INTERPELLATION D’OPPOSANTS ET D’ACTIVISTES AU NIGER : Quand les radiations de l’uranium donnent de l’urticaire au pouvoir
Par les temps qui courent, il ne fait pas bon d’être opposant ni activiste de la société civile au Niger. En effet, plusieurs membres de ces associations ont maille à partir avec la justice, pour des motifs allant de « l’incitation au complot » à « l’incitation à la révolte ». Et ce n’est pas l’opposant Amadou Djibo, arrêté le 15 mai dernier et qui était devant les tribunaux hier, 23 mai, ni l’activiste Ali Idrissa brièvement interpellé le 20 mai dernier avant d’être relâché, qui diront le contraire. Encore moins Abdourahmane Insar, ce militant du Cadre d’action pour la démocratie et les droits de l’homme et également secrétaire général du CRI (Collectif pour le renouveau et l’innovation) qui a été arrêté quelques semaines plus tôt à Agadez, en raison de son activisme sur les réseaux sociaux tendant à fustiger le manque de détermination de la société civile à manifester pour réclamer la lumière dans l’affaire de l’uraniumgate. De cette affaire, parlons-en, puisque tout porte à croire que ce sont les radiations de cet uranium qui donnent de l’urticaire au pouvoir de Niamey qui a tendance à réagir au quart de tour, lorsqu’on évoque cette affaire. Et en embastillant à tour de bras tous ceux qui osent en parler, le pouvoir fait preuve d’une fébrilité pour le moins suspecte. Comme s’il avait peur que la lumière ne jaillisse à la face du peuple nigérien. De quoi aurait donc peur le pouvoir nigérien ? En tout cas, en manquant d’inclure les députés de l’opposition dans la commission d’enquête parlementaire mise en place pour élucider la question, le pouvoir de Niamey sème le doute dans les esprits quant à sa volonté de faire toute la lumière dans cette affaire aux relents fortement politiques.

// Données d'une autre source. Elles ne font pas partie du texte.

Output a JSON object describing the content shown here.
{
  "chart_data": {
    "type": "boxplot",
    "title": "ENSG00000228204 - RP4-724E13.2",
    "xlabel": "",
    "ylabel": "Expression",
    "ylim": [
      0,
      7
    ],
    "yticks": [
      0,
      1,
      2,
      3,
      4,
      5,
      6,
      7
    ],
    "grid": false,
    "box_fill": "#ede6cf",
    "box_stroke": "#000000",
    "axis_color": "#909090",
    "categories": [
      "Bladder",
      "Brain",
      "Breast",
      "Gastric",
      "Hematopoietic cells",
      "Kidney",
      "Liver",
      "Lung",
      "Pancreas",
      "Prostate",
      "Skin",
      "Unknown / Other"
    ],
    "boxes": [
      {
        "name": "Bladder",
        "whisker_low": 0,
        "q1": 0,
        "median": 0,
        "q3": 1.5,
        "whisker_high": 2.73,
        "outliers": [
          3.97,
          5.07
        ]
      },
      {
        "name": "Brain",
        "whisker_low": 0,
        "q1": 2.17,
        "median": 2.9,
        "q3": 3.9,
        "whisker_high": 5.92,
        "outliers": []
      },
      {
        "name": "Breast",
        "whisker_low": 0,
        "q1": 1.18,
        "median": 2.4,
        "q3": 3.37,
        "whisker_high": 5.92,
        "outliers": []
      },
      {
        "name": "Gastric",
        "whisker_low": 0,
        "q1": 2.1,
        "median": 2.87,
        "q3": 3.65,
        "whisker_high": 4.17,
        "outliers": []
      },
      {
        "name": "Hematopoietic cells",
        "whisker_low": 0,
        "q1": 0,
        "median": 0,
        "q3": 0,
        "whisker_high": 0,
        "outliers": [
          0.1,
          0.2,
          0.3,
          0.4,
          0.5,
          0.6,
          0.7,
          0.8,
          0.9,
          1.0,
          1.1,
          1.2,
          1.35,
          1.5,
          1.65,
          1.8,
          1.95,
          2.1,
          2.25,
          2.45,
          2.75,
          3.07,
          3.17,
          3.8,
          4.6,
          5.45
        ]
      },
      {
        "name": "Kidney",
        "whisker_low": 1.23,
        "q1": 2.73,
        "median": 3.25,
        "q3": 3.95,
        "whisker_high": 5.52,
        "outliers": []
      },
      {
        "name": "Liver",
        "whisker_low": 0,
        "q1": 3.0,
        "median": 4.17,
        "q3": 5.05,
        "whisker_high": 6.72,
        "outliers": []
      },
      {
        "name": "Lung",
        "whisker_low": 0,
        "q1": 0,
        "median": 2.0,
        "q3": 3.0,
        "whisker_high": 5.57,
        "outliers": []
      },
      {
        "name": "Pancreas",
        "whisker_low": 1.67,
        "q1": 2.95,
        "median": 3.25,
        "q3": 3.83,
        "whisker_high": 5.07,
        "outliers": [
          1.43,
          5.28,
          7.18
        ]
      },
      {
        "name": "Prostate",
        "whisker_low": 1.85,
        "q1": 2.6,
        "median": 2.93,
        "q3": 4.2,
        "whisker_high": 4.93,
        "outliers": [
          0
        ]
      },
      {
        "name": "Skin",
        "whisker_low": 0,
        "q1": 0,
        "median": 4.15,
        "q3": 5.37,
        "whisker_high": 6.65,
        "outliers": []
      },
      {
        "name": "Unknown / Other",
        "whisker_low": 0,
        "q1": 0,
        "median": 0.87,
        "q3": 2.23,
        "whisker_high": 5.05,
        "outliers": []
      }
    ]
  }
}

Ce n’est pas en cassant le thermomètre que le pouvoir fera baisser la fièvre de la contestation
Et ces différentes arrestations et l’interdiction de certaines manifestations sont une mauvaise publicité dont le pays de Mahamadou Issoufou aurait pu se passer. A ce rythme, c’est l’image du Niger qui risque de s’effriter et celle du pouvoir d’aller en lambeaux. Autrement, comment comprendre qu’un chef d’Etat comme le président Mahamadou Issoufou qui se gargarise d’être parmi les démocrates du continent et qui a fait de la lutte contre la corruption son cheval de bataille, en vienne à donner l’impression de s’attaquer aux libertés individuelles et collectives pour des questions de revendications de plus de transparence dans la gestion de la manne de l’uranium ? Cela fait tout simplement mauvais genre. D’autant plus qu’en se montrant allergique à toute critique, le pouvoir apporte de l’eau au moulin de ceux qui pensent que la manne de l’uranium a longtemps profité et continue peut-être de profiter encore aux tenants du pouvoir, au détriment du peuple nigérien qui n’y voit que dalle. En tout cas, le pouvoir gagnerait à changer son fusil d’épaule. Car, ce n’est pas en cassant le thermomètre qu’il fera baisser la fièvre de la contestation. Bien au contraire, en donnant l’impression de vouloir museler toute voix discordante, il court le risque de comprimer les frustrations des populations en attendant l’explosion de la cocotte-minute. C’est dire si le pouvoir de Niamey a tout à perdre dans cette affaire où il joue sa crédibilité, sans oublier que cela pourrait ragaillardir l’opposition et la société civile dont une collusion pourrait faire voir des vertes et des pas mûres au pouvoir de Mahamadou Issoufou.